I used to make little pieces of plastic come to life.
It was my first job out of college.
And quite honestly it was one of those, “first place that would hire me with a newly minted MechE degree” decisions.
As it turned out though, it was actually a pretty cool gig.
We’d get news of a new Ford, GM, or Chrysler vehicle in development about 2 years out from launch.
Get some pretty CAD data that we’d get to import and play with.
And then plug in our components to start the long, back-and-forth process of negotiating with the engineers on the other end of the Webex screen share until we decided on a final design to release.
That was the fun part.
There wasn’t an engineer that worked there that didn’t secretly love sitting around in the design conference room and spinning around their latest Pro Engineer model on the big projector screen.
Adding a radius here.
An extra error-proofing feature there.
But when it actually came time stop designing, and start executing; to kick off all of the tooling, assembly equipment, and plant process documentation…
All hell would break loose.
No one could give a straight answer on when the equipment would be ready.
No one knew quite where the assembly cell would sit on the production floor.
And all of the SOPs, tooling agreements, and quality control documentation that we were supposed to be carefully and methodically working through step-by-step would get pushed off until the last possible second, and pencil-whipped into shape right in the nick of time before the supplier auditor made his visit.
The big problem underlying the chaos was, once the design was released, there was a hard deadline sitting on the other end of all of that work.
The final approved process and product had to be ready to the day promised… lest the red-faced Detroit attack hounds be released upon you, yelling obscenities and threatening to cancel every contract you’d ever had or ever will have in the future.
Ahhh yes… the life of a Tier 2 automotive supplier.
Now, after observing this cluster-F the first few go-rounds, little ‘ole naive me wondered why this was all happening.

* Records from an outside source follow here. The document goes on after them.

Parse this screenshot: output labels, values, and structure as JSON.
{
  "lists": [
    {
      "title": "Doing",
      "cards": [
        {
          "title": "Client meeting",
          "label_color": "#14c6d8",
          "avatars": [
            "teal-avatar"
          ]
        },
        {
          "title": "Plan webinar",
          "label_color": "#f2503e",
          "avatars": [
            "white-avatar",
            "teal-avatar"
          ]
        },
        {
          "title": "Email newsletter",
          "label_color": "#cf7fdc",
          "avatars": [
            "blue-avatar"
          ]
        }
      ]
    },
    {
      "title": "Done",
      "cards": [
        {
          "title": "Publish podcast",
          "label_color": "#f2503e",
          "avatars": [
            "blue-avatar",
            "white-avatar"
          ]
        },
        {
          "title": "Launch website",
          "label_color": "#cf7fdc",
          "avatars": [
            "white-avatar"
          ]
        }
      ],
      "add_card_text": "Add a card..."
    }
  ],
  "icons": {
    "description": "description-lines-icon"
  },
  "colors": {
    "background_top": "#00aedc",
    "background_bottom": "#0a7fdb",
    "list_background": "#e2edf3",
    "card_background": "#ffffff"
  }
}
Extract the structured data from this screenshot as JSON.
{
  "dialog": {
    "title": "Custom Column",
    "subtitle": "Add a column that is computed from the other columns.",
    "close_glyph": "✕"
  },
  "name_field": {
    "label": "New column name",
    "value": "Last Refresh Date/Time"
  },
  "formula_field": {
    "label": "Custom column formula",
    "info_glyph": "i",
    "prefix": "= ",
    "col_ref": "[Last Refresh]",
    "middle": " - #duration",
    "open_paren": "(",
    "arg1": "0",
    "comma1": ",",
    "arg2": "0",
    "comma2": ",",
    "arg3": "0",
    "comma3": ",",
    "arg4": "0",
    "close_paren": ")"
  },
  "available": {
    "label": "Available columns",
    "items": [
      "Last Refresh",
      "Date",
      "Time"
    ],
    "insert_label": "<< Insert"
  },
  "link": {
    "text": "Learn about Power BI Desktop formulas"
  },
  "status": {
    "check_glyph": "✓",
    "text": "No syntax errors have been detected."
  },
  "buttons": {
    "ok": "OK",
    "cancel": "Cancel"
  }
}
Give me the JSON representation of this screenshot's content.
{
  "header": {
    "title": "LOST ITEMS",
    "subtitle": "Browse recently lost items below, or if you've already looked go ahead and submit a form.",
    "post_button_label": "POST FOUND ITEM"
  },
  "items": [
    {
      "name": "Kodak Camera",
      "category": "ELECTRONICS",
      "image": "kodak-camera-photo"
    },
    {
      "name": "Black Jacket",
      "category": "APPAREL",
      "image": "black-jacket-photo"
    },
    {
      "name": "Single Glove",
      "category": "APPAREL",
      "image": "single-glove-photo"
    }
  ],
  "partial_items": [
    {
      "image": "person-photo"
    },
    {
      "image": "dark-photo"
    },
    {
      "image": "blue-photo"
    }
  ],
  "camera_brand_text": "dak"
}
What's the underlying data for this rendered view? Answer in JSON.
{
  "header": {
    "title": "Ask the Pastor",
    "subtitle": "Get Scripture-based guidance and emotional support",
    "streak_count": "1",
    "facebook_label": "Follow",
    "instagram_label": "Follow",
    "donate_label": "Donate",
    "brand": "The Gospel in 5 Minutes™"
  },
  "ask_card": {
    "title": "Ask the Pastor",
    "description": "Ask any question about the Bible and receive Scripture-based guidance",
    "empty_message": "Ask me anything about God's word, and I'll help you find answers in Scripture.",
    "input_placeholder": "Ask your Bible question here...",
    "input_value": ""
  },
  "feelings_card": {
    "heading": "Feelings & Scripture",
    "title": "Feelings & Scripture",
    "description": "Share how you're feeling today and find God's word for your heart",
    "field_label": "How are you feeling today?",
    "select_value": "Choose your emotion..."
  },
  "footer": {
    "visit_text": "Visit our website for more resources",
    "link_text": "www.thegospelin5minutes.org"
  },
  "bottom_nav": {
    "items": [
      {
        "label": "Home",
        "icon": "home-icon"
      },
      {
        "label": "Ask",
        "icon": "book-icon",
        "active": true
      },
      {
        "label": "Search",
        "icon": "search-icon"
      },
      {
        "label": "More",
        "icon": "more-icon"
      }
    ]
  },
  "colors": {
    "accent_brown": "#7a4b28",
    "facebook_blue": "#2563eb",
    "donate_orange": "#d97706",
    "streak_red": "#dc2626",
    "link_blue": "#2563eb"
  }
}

Why was it a fire drill of epic proportions every single time a new product was sent down the development pipeline… when in reality this should be the most predictable and repeatable part of the process?
Long story short, I spent the next few years working on a side project.
And in the end, we built out an integrated Microsoft Project system.
You could plug in the final project milestone (the date the approved parts were due to the customer).
It had carefully constructed finish-to-start dependencies all the way back to the design release date, and resource assignments that would tell each department…
Exactly how much work was coming their way and where it should be prioritized in the queue in order to hit each of the 20+ active deadlines in the system with ease and precision.
It was beautiful.
It was a real solution that worked.
It was… a complete anti-climax because the company got acquired and I left along with 95% of the other salaried employees who worked there.
It revealed something about how most of us plan ahead.
We start where we are now.
Then we think out as many steps as we can into the future.
Until things start to get hazy.
Our projections get less and less certain.
And at some point in the planning process, we get tired and say to ourselves…
This is exactly what happened with almost every single project that ran through that company in the 5 or so years that I had worked there (apart from the few run by other rogue project engineering cult-members I managed to recruit to support my mission).
It’s also exactly what happens with most marketing campaigns.
A few steps forward.
Fatigue and “eh, we’ll figure it out.”
Back to what we were doing before.
With the only evidence of its existence, a scattered trail of incomplete work:
A “who knows whether this is doing anything” Adwords campaign running in the background…
Empty company logo accounts littered across five different social media platforms…
I take it as a personal affront when this happens.
When all of the work you do prior to launch disappears into the aether of a generically-labeled Google Drive folder.
It makes me feel yucky.
It’s one thing when you plan, execute to a tee, measure the result, and deem it all a failure. Then at least you have clear information on what doesn’t work and you can move on with your life.
But it’s another thing entirely to fail before you even get to the starting line.
And that’s why I’m so intent on working backwards.
What’s the goal?
What is the exact step that occurs right before someone becomes a client?
What’s the exact step before that?
And before that?
In a way, I think I might just be continuing that project I never got the chance to see through when I was an engineer back in Maryland.
But I also think it’s the most important thing specialized consulting firms should be doing with their marketing efforts.
Don’t engineer more traffic, more subscribers, more inbound requests, with the idea that these things in and of themselves will somehow materialize into new business.
Instead, reverse engineer the result, and work backwards to establish what the inputs need to be.